El evento empezó antes de que saliera, el sol, cuando los cohetes despertaron a los pobladores y desde la casa de unos de los líderes del movimiento salieron rumbo a la iglesia, donde, con cantos y oraciones, montaron el altar en memoria de los muertos y desaparecidos.
"Esperamos que algún día nos digan los de Paz y Justicia dónde dejaron sus cadáveres. Sabemos que están muertos porque caer en manos de Paz y Justicia en tiempos de la guerra era la muerte segura", dice Sebastián Pérez Torres, un viejo indígena chol que penas puede hablar "el castilla", como le llama al español.
Los indígenas oraron y clamaron justicia "divina y terrenal" por los muertos, no solo de Masojá Shucjá, sino por los 122 muertos y desaparecidos que dejó Paz y Justicia en toda la región norte de Chiapas.
Entre 1995 y 1999, Paz y Justicia, un grupo ligado al PRI, persiguió a todos los miembros de las bases de apoyo del EZLN, que se hacían llamar "sociedad civil organizada" o bien militaban en la organización Abuxú, a la vez que lo hacían también en el PRD.

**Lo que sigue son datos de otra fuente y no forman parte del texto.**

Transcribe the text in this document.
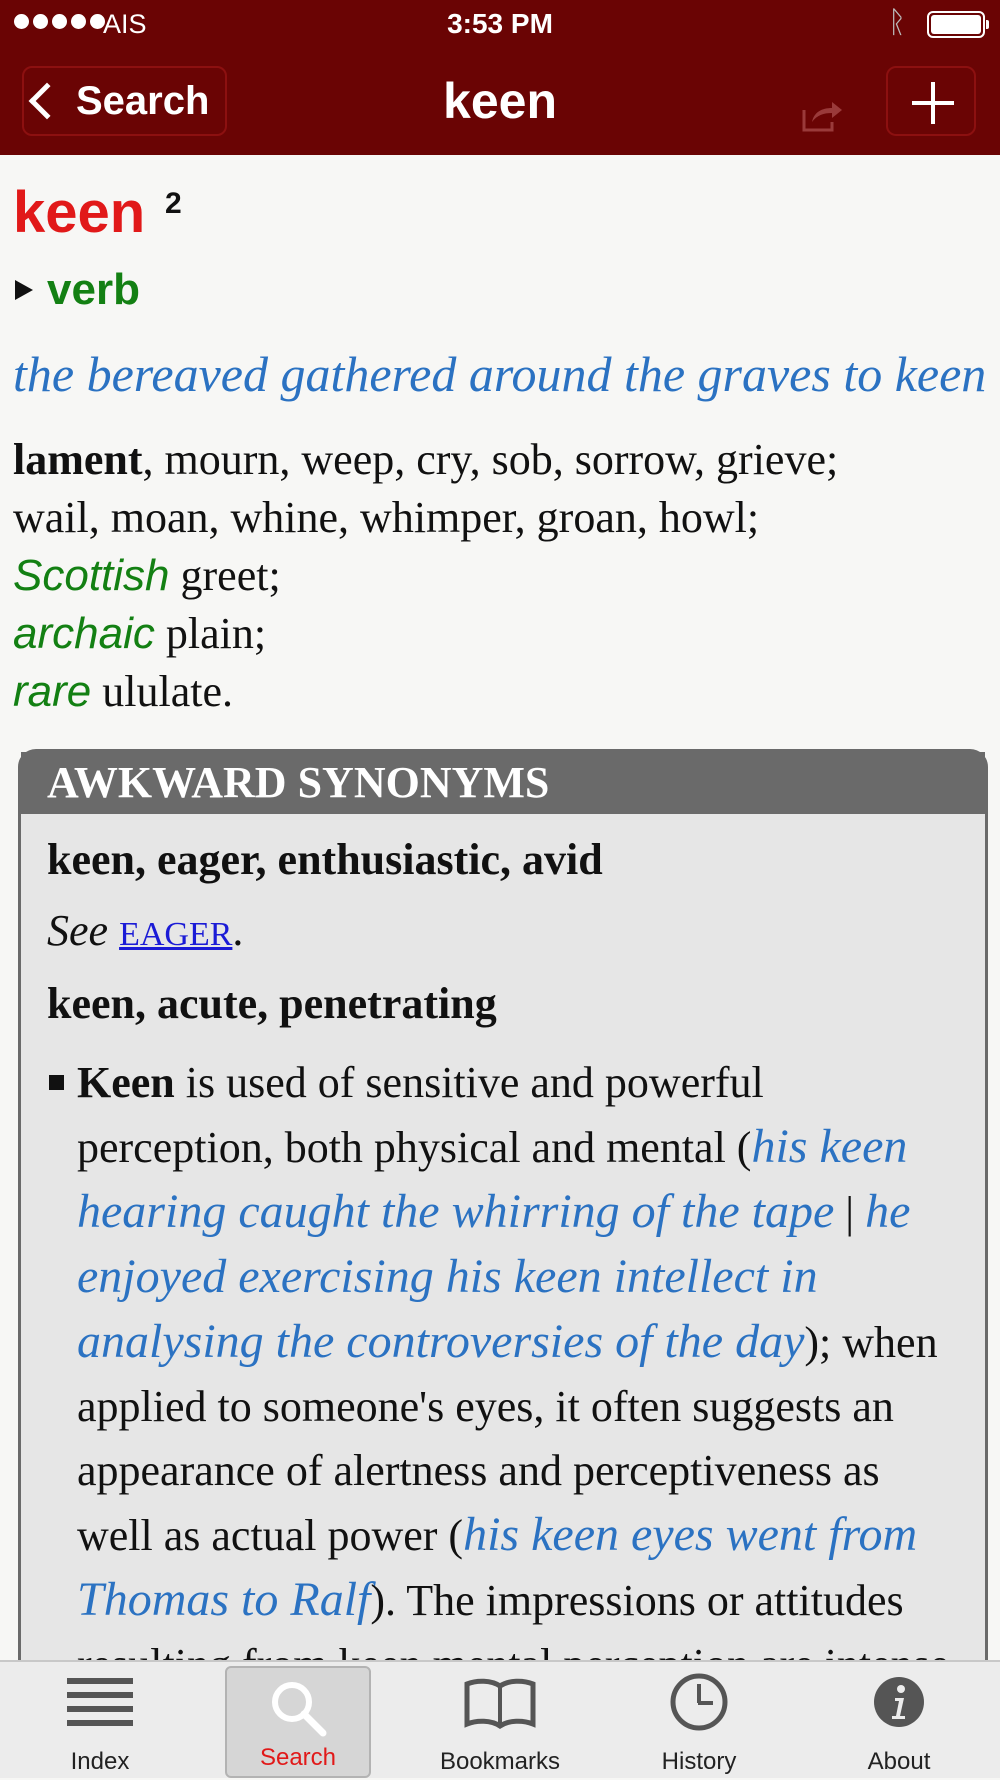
AIS	3:53 PM	ᚱ
Search	keen
keen 2
verb
the bereaved gathered around the graves to keen
lament, mourn, weep, cry, sob, sorrow, grieve;
wail, moan, whine, whimper, groan, howl;
Scottish greet;
archaic plain;
rare ululate.
AWKWARD SYNONYMS
keen, eager, enthusiastic, avid
See EAGER.
keen, acute, penetrating
Keen is used of sensitive and powerful perception, both physical and mental (his keen hearing caught the whirring of the tape | he enjoyed exercising his keen intellect in analysing the controversies of the day); when applied to someone's eyes, it often suggests an appearance of alertness and perceptiveness as well as actual power (his keen eyes went from Thomas to Ralf). The impressions or attitudes
Index	Search	Bookmarks	History	About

Los indígenas no olvidan aquella etapa de violencia, donde "salir a la milpa era una muerte segura". Emilio Pérez Martínez recuerda que al menos tres años no fueron a sembrar sus tierras; si querían sobrevivir tenían que sembrar maíz en pequeños espacios cerca de la casa, porque las emboscadas eran rutinarias.
"Mi papá, Mateo Hernández López, de 76 años, fue emboscado cuando venía de su milpa: 12 balazos le dieron. A su edad no era un peligro para nadie, pero así eran los de Paz y Justicia. Nos perseguían por militar en movimientos de resistencia civil", dice Pascual Hernández López.
Paz y Justicia operó en toda la región norte, pero sus máximos líderes tenían su base de operaciones en las comunidades de El Limar y Miguel Alemán, ambas en el municipio de Tila.
La liberación de 20 indígenas acusados de la matanza de Acteal mantiene preocupadas a las comunidades de esta región. Temen que cuatro de los líderes de Paz y Justicia que permanecen presos queden también en libertad.
Manuel Martínez dice que aunque no hay violencia en la región no se puede respirar tranquilidad, pues la persiste la posibilidad de que salgan de la prisión los líderes más radicales de Paz y Justicia.
Savelino Torres Martínez, Diego Vázquez Pérez, Carlos Torres López, Eugenio Torres Martínez y Juan Méndez Arcos, están presos en el penal de El Amate, desde 2001 y 2002, acusados de varias muertes perpetradas cuando comandaron Paz y Justicia en la zona norte de Chiapas.
En Masojá Shucjá, los indígenas dicen que la verdadera paz llegará a la comunidad cuando haya justicia completa y no a medias, porque si bien están presos los líderes, muchos de los autores materiales de los 122 muertos y desaparecidos siguen libres.